La ciudad se abre a una de las bahías más hermosas de Europa. En un extremo de La Concha -más sugerente en la soledad invernal que con las multitudes del verano-, se alza El Peine del Viento, de Chillida. Más allá, uno puede internarse en las callejuelas del casco viejo o avanzar hasta la Kursaal, frente a la playa de Zurriola. Y, por si el escenario no bastara, aquí se encuentra la mejor comida de España: los pintxos convertidos en alta cocina en miniatura.
En 2006, viví por un año en San Sebastián (Donosti, en eusquera). Y tuve ocasión de recorrer el País Vasco, de Bilbao a las ciudades costeras del lado francés -Saint-Jean-de-Luz, Biarritz o Bayona-, y de los caseríos de Guipúzcoa, donde se concentra el apoyo a la causa abertzale, a la sobriedad de Vitoria, cuya población no quiere desgajarse de España.
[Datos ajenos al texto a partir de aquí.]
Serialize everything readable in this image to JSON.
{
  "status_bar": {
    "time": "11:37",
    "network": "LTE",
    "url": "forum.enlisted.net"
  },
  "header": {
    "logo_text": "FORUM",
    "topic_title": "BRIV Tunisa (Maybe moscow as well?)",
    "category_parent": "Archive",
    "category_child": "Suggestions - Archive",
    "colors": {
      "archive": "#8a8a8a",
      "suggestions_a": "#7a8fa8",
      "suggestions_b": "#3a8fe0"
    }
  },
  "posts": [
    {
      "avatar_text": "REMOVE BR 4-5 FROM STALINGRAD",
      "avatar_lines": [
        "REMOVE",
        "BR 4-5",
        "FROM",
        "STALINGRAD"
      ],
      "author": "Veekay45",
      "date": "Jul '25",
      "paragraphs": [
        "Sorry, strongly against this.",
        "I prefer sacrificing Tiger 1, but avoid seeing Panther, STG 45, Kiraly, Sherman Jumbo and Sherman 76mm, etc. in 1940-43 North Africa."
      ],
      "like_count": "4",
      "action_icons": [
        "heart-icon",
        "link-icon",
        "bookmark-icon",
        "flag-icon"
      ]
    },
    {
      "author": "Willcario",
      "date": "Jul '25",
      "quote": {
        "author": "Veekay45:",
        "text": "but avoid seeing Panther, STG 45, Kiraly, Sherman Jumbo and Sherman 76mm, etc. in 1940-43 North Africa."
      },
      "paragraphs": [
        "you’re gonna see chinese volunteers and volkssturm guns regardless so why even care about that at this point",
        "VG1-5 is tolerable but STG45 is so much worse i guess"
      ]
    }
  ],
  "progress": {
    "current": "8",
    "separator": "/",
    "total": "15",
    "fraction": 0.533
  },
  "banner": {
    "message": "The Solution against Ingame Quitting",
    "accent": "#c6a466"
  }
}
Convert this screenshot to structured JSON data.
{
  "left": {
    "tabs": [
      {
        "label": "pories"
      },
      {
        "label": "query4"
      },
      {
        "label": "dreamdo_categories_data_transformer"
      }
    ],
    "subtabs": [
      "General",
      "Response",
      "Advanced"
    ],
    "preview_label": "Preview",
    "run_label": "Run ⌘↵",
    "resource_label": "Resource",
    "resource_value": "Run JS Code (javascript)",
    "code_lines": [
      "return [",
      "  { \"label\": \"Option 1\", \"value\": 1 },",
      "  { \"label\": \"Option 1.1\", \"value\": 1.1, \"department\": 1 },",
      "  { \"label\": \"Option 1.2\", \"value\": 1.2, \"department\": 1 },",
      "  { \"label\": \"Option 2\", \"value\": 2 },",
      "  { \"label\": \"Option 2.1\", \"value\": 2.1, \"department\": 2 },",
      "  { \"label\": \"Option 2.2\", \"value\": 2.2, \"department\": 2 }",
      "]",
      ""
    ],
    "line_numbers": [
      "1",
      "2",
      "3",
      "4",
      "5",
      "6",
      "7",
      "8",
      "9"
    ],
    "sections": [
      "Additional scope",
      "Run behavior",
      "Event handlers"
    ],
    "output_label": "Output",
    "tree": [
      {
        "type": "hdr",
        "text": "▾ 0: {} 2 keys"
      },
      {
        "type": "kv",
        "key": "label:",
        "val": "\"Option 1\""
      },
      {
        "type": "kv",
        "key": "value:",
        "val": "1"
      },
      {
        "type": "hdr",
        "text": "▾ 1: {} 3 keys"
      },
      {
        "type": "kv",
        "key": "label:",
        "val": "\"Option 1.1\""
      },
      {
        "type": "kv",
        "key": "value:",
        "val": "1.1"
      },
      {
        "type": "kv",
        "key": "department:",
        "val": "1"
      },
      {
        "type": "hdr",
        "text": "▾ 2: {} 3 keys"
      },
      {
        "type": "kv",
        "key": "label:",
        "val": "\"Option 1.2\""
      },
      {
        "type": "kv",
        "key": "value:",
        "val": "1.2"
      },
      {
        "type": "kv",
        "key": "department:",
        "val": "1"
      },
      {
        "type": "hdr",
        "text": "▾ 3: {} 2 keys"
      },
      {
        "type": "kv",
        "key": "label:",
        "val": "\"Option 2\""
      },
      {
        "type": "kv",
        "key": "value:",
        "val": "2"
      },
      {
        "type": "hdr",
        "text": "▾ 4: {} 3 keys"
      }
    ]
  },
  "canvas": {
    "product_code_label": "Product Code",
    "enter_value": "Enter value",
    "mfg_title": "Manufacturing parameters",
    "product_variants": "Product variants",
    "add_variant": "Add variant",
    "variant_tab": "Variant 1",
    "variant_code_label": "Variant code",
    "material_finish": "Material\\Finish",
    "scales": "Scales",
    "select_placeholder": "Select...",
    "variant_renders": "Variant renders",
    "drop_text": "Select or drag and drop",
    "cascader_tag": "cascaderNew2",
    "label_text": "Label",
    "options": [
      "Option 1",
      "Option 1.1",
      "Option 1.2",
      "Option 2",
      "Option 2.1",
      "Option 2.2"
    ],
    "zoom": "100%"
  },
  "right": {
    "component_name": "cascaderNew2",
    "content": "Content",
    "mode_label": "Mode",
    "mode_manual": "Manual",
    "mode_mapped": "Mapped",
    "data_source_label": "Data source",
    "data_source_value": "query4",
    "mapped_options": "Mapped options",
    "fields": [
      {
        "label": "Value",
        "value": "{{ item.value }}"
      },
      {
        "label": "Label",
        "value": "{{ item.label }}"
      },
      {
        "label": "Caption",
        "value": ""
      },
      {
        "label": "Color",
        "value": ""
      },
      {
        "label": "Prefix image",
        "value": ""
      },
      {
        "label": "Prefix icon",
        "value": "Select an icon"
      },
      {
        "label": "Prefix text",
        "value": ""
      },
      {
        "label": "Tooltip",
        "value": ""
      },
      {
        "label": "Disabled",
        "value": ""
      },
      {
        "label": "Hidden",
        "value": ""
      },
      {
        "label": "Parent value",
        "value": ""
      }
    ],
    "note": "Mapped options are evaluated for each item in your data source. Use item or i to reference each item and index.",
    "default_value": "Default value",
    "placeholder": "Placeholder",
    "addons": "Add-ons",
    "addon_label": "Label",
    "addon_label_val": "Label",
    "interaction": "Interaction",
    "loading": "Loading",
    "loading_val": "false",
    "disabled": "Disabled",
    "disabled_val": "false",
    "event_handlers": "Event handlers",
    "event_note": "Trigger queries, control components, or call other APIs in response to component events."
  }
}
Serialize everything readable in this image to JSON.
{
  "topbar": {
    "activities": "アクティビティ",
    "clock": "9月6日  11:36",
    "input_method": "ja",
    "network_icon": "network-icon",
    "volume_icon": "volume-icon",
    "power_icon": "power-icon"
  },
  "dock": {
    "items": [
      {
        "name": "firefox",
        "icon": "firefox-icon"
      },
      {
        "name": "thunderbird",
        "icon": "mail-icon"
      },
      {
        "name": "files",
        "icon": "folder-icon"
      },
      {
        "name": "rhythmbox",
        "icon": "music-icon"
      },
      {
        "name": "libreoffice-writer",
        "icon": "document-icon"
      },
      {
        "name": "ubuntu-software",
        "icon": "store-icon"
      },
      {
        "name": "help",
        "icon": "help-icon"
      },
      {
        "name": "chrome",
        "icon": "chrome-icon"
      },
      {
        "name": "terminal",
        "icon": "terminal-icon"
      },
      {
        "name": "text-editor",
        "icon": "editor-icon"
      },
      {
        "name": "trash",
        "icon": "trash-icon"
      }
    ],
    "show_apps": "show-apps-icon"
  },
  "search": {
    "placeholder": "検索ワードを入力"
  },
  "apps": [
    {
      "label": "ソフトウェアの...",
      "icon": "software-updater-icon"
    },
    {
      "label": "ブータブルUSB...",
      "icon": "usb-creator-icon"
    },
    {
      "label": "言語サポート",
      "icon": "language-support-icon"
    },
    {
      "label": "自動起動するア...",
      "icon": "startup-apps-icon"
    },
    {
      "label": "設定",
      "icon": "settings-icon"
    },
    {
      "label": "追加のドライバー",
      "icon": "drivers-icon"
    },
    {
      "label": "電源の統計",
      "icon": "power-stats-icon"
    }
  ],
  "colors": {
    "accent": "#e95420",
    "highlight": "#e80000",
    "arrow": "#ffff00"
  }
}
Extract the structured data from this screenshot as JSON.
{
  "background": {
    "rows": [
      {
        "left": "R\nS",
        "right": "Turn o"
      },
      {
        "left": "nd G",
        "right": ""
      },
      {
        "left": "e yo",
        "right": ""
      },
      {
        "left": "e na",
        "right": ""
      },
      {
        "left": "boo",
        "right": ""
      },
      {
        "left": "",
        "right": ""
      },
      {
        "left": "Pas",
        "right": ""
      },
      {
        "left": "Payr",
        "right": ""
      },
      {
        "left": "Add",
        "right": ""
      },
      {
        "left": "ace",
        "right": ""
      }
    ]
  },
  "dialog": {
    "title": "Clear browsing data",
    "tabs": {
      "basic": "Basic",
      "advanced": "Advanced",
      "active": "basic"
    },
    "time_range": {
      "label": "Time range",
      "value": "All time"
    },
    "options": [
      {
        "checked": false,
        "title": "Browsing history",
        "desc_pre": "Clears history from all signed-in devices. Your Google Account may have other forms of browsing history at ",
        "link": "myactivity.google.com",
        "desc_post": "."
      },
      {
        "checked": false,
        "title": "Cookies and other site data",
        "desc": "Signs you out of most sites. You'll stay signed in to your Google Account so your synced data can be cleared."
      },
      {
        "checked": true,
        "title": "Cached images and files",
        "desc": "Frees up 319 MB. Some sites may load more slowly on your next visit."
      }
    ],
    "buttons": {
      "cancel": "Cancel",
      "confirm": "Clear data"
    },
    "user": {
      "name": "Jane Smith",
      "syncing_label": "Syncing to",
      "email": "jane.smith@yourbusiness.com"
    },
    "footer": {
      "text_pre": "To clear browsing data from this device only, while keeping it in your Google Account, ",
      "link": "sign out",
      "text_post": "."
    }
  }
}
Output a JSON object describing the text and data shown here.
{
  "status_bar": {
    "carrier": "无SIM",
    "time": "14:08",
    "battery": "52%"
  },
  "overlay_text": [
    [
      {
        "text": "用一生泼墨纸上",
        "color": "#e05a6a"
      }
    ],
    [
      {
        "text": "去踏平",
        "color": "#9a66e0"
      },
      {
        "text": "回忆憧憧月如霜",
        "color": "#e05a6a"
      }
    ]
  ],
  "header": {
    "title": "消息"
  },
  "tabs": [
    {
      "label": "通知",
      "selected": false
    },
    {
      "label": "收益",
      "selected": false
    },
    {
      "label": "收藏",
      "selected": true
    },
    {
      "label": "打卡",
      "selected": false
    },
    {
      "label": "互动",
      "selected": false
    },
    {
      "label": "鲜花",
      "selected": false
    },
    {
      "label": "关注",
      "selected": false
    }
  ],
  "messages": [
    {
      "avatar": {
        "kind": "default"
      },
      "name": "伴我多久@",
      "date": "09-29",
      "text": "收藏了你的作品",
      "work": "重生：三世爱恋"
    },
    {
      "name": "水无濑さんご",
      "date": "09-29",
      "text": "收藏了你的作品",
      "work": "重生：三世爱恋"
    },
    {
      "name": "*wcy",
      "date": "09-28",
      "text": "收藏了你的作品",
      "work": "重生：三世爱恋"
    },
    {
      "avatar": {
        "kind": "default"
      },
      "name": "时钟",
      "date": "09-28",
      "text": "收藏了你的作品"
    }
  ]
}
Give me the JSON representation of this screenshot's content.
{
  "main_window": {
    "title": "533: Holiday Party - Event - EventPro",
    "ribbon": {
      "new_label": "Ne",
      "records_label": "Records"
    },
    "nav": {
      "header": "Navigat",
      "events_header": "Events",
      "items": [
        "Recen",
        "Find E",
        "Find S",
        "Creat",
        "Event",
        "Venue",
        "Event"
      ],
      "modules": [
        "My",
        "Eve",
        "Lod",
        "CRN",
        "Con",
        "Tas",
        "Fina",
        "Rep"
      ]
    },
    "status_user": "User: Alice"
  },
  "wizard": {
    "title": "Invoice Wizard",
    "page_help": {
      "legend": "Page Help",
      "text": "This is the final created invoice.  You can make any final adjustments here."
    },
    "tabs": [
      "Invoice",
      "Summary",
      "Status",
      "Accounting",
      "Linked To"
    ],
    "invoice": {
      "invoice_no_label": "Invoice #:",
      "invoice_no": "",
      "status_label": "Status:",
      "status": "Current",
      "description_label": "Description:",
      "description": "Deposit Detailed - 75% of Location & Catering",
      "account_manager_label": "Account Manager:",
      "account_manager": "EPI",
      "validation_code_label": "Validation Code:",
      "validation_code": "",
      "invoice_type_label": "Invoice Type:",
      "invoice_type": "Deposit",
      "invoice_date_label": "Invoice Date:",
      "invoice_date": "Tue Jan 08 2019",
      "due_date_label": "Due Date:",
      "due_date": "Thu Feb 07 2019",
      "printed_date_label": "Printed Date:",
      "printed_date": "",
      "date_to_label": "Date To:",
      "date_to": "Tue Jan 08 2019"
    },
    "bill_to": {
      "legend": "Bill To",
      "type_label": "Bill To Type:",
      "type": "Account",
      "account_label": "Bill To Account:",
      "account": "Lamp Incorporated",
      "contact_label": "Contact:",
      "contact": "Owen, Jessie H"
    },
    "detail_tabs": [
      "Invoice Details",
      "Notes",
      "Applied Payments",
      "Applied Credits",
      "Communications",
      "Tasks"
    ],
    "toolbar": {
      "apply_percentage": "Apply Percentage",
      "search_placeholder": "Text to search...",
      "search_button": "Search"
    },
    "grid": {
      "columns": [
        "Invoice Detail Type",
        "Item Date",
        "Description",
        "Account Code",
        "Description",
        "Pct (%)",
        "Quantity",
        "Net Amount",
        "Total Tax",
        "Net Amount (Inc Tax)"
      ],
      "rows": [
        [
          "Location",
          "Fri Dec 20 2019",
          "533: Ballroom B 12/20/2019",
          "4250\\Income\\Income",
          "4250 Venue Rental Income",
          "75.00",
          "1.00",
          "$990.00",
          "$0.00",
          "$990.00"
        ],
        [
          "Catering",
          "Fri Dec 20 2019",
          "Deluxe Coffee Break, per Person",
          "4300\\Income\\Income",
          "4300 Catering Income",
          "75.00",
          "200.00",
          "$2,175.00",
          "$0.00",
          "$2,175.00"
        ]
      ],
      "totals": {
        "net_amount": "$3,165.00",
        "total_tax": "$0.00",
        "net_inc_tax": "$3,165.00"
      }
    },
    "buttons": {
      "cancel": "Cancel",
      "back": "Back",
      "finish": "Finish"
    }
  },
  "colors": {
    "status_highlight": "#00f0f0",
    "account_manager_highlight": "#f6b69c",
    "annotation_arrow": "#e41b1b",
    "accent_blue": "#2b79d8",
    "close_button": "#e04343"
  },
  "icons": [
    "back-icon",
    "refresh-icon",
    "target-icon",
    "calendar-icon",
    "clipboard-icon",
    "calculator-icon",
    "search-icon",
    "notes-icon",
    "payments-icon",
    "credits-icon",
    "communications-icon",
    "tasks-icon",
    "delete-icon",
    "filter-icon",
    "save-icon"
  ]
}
Para un mexicano que aterrizaba en Euskadi, resultaba insólito observar cómo una de las sociedades más prósperas de Europa, dotada de un amplio autogobierno, podía albergar a una banda terrorista que, durante cinco décadas, había asesinado a más de ochocientas personas y mantenido a su sociedad amedrentada.
Y eso que, justo ese año, tomaba una copa en una tasca del centro, donde suelen reunirse los radicales, cuando los encapuchados anunciaron por televisión el inicio de una "tregua unilateral". Tregua que no tardaron en romper cuando colocaron una bomba en la Terminal 4 del aeropuerto de Barajas y provocaron la muerte de dos inmigrantes ecuatorianos.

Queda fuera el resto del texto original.